There’s a lot going on at the RBA, where policymakers have been scrutinized for a range of alleged shortcomings, including 2021’s embarrassing retreat from a short-lived experiment in yield-curve control and Philip Lowe’s less-than-stellar communications track record around the bank’s forward guidance. Right up until the onset of rate hikes, Lowe was reluctant to countenance the idea of any tightening last year. For a time, he insisted rates would stay at rock-bottom levels until 2024.

Although he wasn’t alone among central bankers in denying the reality of inflation, he was pretty adamant. And he held onto the dovish rhetoric for what certainly seemed like an inordinate amount of time even in the context of policymakers who were almost universally behind the curve. An independent review of the bank’s operating procedures commissioned by the government recommended a hodgepodge of changes, which Lowe suggested will “strengthen the bank’s governance and decision-making processes.”

In any event, Tuesday’s 25bps move was the second consecutive. Last month’s hike came after Lowe skipped a meeting in April. The RBA’s pause was an example of why some continue to view Lowe’s messaging as lamentably clumsy. It’s worth a brief trip down memory lane.

In December, in the color accompanying the bank’s eighth hike of the cycle, Lowe included language that the RBA wasn’t on a “pre-set course,” a nod to optionality. That language vanished from the February statement, only to be effectively reinstated a month later in the service of tipping April’s pause.

So, in just three meetings (the RBA didn’t hold a policy meeting in January), the bank went from dovish hike to hawkish hike to hike with intent to pause. We’re now two meetings on from that pause and the RBA has hiked two additional times.

As I put it in March, the RBA’s tightening campaign continues to be a confusing, messy affair, with allowances for the unprecedented nature of the circumstances.

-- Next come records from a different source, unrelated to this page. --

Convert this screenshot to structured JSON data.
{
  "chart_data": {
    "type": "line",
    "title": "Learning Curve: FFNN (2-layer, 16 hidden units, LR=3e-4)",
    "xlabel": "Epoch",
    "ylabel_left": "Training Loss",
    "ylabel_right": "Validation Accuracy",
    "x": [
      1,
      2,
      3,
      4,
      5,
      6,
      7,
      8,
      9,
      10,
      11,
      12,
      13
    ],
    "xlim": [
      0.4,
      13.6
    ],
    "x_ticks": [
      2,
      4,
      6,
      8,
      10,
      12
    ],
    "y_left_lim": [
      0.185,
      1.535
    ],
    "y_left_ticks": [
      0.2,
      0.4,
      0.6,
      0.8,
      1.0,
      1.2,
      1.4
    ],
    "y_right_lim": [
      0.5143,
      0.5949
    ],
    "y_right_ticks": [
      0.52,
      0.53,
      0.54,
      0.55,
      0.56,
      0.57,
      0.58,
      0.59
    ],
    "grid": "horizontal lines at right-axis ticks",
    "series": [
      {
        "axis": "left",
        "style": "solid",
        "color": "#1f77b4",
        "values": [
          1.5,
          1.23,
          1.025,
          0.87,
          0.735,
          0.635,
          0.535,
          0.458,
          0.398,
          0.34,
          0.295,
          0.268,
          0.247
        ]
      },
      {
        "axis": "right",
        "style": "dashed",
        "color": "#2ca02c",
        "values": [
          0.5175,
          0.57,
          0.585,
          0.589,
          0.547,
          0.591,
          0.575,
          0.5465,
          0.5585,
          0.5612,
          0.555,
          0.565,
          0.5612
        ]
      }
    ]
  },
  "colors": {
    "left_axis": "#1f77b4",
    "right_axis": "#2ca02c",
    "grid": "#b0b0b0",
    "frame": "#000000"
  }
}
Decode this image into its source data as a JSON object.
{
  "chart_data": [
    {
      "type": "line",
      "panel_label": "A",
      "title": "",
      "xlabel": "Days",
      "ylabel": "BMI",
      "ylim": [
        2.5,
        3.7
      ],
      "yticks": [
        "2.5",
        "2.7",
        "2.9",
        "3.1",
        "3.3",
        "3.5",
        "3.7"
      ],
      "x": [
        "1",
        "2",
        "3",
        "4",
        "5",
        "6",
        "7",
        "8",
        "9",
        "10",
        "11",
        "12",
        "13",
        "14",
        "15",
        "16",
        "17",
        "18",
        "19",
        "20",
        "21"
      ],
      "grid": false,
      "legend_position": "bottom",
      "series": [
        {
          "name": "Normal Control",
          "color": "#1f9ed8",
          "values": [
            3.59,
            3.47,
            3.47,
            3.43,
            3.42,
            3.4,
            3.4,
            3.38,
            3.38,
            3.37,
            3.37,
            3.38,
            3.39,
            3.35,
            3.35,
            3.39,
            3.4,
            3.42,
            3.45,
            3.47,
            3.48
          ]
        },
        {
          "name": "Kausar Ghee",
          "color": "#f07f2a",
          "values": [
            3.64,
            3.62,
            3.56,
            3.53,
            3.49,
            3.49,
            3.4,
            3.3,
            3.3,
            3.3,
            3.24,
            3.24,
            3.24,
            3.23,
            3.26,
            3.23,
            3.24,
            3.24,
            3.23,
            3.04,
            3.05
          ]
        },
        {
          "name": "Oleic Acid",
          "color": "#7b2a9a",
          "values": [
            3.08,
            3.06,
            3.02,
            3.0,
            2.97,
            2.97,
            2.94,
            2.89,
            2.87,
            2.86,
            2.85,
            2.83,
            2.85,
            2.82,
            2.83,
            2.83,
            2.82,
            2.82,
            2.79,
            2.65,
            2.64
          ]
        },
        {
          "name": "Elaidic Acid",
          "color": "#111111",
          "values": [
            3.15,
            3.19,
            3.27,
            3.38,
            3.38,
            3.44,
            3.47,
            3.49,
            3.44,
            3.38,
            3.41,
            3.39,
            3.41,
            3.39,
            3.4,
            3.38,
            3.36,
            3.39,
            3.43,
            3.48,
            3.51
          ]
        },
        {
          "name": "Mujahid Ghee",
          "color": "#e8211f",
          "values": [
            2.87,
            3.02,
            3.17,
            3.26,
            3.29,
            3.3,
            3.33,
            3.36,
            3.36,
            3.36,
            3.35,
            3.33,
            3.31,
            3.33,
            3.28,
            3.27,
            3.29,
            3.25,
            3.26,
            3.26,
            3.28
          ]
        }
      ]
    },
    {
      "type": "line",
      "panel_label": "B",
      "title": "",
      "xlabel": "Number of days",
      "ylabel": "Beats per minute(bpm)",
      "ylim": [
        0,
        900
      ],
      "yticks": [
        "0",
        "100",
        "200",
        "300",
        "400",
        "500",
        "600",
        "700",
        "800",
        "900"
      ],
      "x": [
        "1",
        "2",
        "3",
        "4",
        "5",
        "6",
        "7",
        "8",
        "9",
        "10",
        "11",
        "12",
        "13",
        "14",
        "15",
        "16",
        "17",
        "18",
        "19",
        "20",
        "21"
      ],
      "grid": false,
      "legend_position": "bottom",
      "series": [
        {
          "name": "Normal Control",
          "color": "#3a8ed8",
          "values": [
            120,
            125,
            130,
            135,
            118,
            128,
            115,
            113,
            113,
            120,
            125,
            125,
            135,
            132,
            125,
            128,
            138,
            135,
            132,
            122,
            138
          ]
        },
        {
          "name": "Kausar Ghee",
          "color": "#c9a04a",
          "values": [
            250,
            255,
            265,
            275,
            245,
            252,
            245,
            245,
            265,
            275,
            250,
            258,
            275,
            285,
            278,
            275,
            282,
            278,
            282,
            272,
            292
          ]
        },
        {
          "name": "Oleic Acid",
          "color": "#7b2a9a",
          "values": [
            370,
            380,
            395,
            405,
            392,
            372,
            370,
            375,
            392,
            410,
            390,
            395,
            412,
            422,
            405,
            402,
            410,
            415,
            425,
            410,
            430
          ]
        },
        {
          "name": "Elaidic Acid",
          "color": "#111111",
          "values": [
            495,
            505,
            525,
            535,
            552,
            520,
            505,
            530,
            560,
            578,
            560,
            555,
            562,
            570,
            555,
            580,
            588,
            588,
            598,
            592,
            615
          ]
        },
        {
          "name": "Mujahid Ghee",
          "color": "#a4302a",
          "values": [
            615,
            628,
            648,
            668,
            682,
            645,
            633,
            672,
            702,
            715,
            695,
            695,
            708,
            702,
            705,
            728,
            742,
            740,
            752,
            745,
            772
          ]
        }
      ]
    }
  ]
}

Australian households are among the most indebted in the world and rate hikes have obviously pressured the nation’s notoriously frothy housing market. Lowe, for all the derision, is toeing a very precarious line. Inflation is still far too high, wage increases aren’t being offset by productivity gains and, worryingly, home prices are rising again. And yet, every incremental rate hike increases the risk of a catastrophic hard landing tied to the nation’s household debt burden.

“Housing prices are rising again and some households have substantial savings buffers, although others are experiencing a painful squeeze on their finances,” Lowe remarked, in the new statement.

The forward guidance was characteristically ambiguous. “Some further tightening may be required, but that will depend upon how the economy and inflation evolve,” Lowe said. Ominously, the phrase “well anchored” was removed.

For central bank watchers, it’s impossible (or very difficult) to separate the mini-soap opera that is the RBA’s quest to recapture lost credibility from the broader tale of central banks confronting an inflation impulse unseen in decades. But for casual observers, the important point is this: If the Fed does indeed pause at the June FOMC, no one should assume that’s the end of the hiking cycle. The RBA’s experience shows how a “pause” can be just that — a pause.